Auch dieser Effekt sollte nicht überbewertet werden: Die Staaten des globalen Südens werden trotz ihrer Wut und Verärgerung über die westliche Heuchelei weiterhin ihre eigenen Interessen verfolgen und Geschäfte mit den Vereinigten Staaten und anderen machen.

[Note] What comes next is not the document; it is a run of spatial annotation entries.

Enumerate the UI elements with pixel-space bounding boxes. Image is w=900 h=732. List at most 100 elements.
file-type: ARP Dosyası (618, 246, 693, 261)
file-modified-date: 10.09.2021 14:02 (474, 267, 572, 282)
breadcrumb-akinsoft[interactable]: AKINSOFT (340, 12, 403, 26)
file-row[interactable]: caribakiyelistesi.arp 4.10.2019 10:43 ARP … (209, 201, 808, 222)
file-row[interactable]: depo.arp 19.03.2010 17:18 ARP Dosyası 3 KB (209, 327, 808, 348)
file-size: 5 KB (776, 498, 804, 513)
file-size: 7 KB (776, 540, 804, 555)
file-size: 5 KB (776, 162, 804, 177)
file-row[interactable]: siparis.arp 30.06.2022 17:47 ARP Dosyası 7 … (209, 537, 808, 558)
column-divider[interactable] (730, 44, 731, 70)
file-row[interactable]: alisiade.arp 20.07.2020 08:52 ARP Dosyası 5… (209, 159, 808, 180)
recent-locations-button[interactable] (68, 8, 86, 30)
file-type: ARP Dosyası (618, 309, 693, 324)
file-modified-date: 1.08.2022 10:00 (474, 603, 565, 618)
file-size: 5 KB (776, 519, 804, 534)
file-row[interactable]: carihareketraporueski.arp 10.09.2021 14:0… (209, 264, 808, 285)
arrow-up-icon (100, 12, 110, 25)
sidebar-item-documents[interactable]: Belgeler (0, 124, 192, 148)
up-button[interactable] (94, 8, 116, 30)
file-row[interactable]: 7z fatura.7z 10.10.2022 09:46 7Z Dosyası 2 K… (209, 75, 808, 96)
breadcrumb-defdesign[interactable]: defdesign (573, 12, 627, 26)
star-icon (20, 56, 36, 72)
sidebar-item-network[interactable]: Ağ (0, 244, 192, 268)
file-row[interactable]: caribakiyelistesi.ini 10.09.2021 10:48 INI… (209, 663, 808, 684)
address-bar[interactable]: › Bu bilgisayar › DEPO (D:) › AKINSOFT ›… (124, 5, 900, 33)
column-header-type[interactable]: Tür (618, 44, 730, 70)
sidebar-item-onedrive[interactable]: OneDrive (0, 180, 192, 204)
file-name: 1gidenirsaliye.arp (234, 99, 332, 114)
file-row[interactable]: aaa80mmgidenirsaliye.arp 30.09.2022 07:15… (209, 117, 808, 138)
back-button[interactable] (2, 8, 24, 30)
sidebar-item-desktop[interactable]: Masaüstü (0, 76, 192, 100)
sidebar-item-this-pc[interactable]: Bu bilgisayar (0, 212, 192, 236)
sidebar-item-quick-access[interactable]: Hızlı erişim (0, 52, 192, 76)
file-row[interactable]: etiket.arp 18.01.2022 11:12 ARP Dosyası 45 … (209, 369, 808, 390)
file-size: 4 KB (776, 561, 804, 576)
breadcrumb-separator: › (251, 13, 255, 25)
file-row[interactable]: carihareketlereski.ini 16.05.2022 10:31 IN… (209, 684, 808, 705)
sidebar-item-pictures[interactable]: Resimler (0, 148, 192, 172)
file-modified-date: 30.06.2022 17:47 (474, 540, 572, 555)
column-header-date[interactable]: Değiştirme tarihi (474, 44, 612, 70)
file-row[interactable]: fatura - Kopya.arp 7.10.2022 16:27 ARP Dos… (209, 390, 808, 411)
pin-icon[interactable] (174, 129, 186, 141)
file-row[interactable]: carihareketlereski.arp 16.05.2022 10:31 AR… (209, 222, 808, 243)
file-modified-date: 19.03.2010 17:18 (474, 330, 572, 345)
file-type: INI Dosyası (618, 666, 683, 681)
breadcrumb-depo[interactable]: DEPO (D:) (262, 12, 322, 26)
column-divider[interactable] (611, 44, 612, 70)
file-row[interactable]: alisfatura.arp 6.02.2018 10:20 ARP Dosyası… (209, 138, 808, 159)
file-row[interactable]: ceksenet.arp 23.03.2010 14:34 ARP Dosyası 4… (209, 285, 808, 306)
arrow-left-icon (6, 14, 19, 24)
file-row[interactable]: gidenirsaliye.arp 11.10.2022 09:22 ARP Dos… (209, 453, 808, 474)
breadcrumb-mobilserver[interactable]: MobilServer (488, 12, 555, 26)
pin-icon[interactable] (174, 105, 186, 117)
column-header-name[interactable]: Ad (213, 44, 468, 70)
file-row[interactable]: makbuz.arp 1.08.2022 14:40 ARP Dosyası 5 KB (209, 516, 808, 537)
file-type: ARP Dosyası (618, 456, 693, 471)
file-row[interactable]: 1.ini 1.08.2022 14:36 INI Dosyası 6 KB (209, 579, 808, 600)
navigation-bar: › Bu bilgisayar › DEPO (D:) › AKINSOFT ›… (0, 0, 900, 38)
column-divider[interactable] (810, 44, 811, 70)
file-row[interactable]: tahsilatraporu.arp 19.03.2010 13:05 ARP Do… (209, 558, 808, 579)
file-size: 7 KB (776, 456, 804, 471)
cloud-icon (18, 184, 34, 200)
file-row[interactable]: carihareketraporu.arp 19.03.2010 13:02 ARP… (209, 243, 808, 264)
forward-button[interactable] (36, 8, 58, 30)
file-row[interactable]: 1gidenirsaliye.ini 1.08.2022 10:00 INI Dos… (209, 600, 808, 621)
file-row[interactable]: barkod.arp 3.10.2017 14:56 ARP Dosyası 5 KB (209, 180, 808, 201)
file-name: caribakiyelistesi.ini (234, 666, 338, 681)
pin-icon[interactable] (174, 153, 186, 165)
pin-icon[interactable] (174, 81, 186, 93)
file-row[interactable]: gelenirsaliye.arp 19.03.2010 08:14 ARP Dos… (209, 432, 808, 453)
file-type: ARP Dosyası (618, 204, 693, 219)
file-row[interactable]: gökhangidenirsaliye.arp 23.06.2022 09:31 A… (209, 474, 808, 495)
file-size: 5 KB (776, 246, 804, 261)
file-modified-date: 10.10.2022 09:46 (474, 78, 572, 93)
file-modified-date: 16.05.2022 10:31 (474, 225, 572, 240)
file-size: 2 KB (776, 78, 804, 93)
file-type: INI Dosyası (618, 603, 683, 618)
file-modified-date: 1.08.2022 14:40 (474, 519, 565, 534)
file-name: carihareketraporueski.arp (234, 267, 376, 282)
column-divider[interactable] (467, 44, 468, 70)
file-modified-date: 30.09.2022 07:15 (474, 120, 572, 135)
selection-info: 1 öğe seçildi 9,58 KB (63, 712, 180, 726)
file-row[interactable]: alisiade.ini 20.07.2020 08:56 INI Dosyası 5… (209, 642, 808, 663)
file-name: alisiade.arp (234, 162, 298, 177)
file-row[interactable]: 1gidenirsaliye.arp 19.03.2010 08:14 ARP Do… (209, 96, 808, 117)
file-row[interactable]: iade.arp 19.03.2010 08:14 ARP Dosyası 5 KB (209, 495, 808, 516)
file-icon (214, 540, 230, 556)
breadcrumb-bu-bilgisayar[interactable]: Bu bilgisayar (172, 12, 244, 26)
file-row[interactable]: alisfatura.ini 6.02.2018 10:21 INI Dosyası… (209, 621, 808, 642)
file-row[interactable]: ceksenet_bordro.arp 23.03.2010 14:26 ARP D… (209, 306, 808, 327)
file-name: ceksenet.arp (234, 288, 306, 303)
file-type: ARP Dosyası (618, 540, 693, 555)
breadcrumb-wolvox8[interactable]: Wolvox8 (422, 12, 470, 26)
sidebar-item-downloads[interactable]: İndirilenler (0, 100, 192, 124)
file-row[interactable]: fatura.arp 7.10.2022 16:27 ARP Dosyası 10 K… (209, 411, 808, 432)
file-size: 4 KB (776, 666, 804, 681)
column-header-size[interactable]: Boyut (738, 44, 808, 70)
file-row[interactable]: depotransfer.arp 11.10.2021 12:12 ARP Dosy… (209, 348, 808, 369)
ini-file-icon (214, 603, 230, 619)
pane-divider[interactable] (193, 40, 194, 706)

Aber der Umgang mit ihnen wird dadurch nicht einfacher, und wir sollten davon ausgehen, dass sie all unserem Geschwätz über Normen, Regeln und Menschenrechte kaum Beachtung schenken werden. Seien Sie nicht überrascht, wenn mehr Staaten beginnen, China als nützliches Gegengewicht zu Washington zu sehen.
Und schließlich wird diese unglückliche Episode Amerikas Ruf als kompetenter Außenpolitiker nicht gerade aufpolieren. Das Versagen des israelischen Premierministers Benjamin Netanjahu, Israel zu schützen, mag seinen Ruf für immer beflecken, aber auch das außenpolitische Establishment der USA hat diesen Aderlass nicht kommen sehen, und seine bisherige Reaktion hat nicht dazu beigetragen. Wenn dieses jüngste Versagen mit einem unglücklichen Ausgang in der Ukraine einhergeht, werden andere Staaten nicht die amerikanische Glaubwürdigkeit, sondern das amerikanische Urteilsvermögen in Frage stellen. Letzteres ist am wichtigsten, denn andere Staaten werden eher Washingtons Rat befolgen und seiner Führung folgen, wenn sie glauben, dass die US-Führung ein klares Gespür dafür hat, was vor sich geht, dass sie weiß, wie sie reagieren muss, und dass sie ihre erklärten Werte zumindest einigermaßen beachtet. Wenn das nicht der Fall ist, warum sollte man dann amerikanische Ratschläge befolgen?
Zum Autor
Stephen M. Walt ist Kolumnist bei Foreign Policy und Robert und Renée Belfer Professor für internationale Beziehungen an der Harvard University. Twitter (X): @stephenwalt
Wir testen zurzeit maschinelle Übersetzungen. Dieser Artikel wurde aus dem Englischen automatisiert ins Deutsche übersetzt.
Dieser Artikel war zuerst am 8. November 2023 in englischer Sprache im Magazin „ForeignPolicy.com“ erschienen – im Zuge einer Kooperation steht er nun in Übersetzung auch den Lesern der IPPEN.MEDIA-Portale zur Verfügung.